A Grateful People

What does true thankfulness mean?
A Grateful People

Gratitude is difficult. Isn't that ironic? It seems so easy and innate. God gives, we accept and are thankful—end of story. But it's rarely so simple or clean. What if we're not in a healthy place to receive God's blessings? What if God takes something or someone away from us? How do we live gratefully in the midst of suffering, or simply in the normal messiness of life?

It's easy to fall into the trap of believing that gratitude is passive: God is the one acting, bestowing gifts upon us. We just have to receive what he gives us. Receptivity, though, isn't always easy, and it is never passive. It means actively unclenching and opening our hands and our lives, not just when God wants to give us something shiny and new, but even when he gives us trials.

True gratitude stems from this receptivity. It is an intentional, courageous undertaking, challenging our assumptions of what God's faithfulness looks like in good times and in bad. If we are only grateful during good times, our response hinges on God's gifts to us, and our gratitude becomes conditional and weak.

The Israelites expressed this conditional gratitude to God many times throughout the Old Testament. They were thankful when the Lord delivered them, but they were often grumbling and ho-hum in their faith when things didn't go their way. We, too, are often irresolute with God because, if we're honest, it's easier to be thankful when things are great in our lives, not when they are hard.

Of course, it's always right to express thankfulness for specific situations, things, or persons God has given us. There is a sweetness found in this gratitude. The old adage "count your blessings" seems corny and over-used, but it is helpful at its core: Naming those good relationships and things in our lives is part of actively pursuing gratitude.

The danger comes when our warmth toward the Giver becomes dependent on the tangible good things he provides us rather than the good God he has proven to be. It becomes formulaic and impersonal, like a monetary exchange or an unhealthy friendship.

God desires that we desire him, the Giver, and not the gifts alone. But here's the good news: God manifests himself through his goodness to us, and this is why we offer him thanks. As the Psalmist says, "Let them thank the LORD for his steadfast love, for his wondrous works to the children of men!" (Psalm 107:15, ESV).

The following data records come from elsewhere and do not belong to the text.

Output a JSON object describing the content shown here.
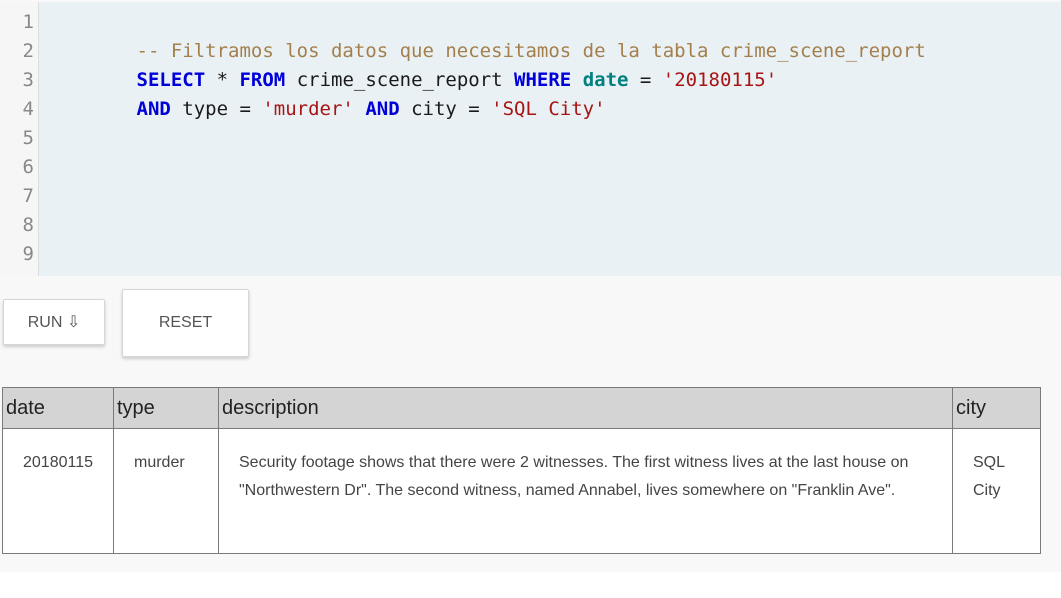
{
  "editor": {
    "line_numbers": [
      "1",
      "2",
      "3",
      "4",
      "5",
      "6",
      "7",
      "8",
      "9"
    ],
    "line1": {
      "comment": "-- Filtramos los datos que necesitamos de la tabla crime_scene_report"
    },
    "line2": {
      "kw_select": "SELECT",
      "star": " * ",
      "kw_from": "FROM",
      "table": " crime_scene_report ",
      "kw_where": "WHERE",
      "sp1": " ",
      "fn_date": "date",
      "eq": " = ",
      "str_date": "'20180115'"
    },
    "line3": {
      "kw_and1": "AND",
      "col_type": " type = ",
      "str_type": "'murder'",
      "sp2": " ",
      "kw_and2": "AND",
      "col_city": " city = ",
      "str_city": "'SQL City'"
    }
  },
  "buttons": {
    "run_label": "RUN ⇩",
    "reset_label": "RESET"
  },
  "results": {
    "columns": [
      "date",
      "type",
      "description",
      "city"
    ],
    "rows": [
      {
        "date": "20180115",
        "type": "murder",
        "description": "Security footage shows that there were 2 witnesses. The first witness lives at the last house on \"Northwestern Dr\". The second witness, named Annabel, lives somewhere on \"Franklin Ave\".",
        "city": "SQL City"
      }
    ]
  }
}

God is not aloof or distant, nor is he fickle in his love like the Israelites and us. He is ever-present and continually offers the gift of himself, even when we experience suffering, persecution, sickness, financial burden, relational turmoil, or other hardships.

James tells us that "Every good gift and every perfect gift is from above, coming down from the Father of lights with whom there is no variation or shadow due to change" (James 1:17, ESV). Because God is faithful, we can be receptive to him even during difficulty. This doesn't mean we like the situation or that we have to find some sort of good in it while we're in that situation. Sometimes the only good thing we will meet is God himself, and he will sustain us.

C.S. Lewis, in one of his letters, says, "We ought to give thanks for all fortune: if it is 'good,' because it is good, if 'bad' because it works in us patience, humility and the contempt of this world and the hope of our eternal country." In other words, we don't have to muster up a false pleasure in bad times, but true gratitude comes from seeing the hand of God working in our lives.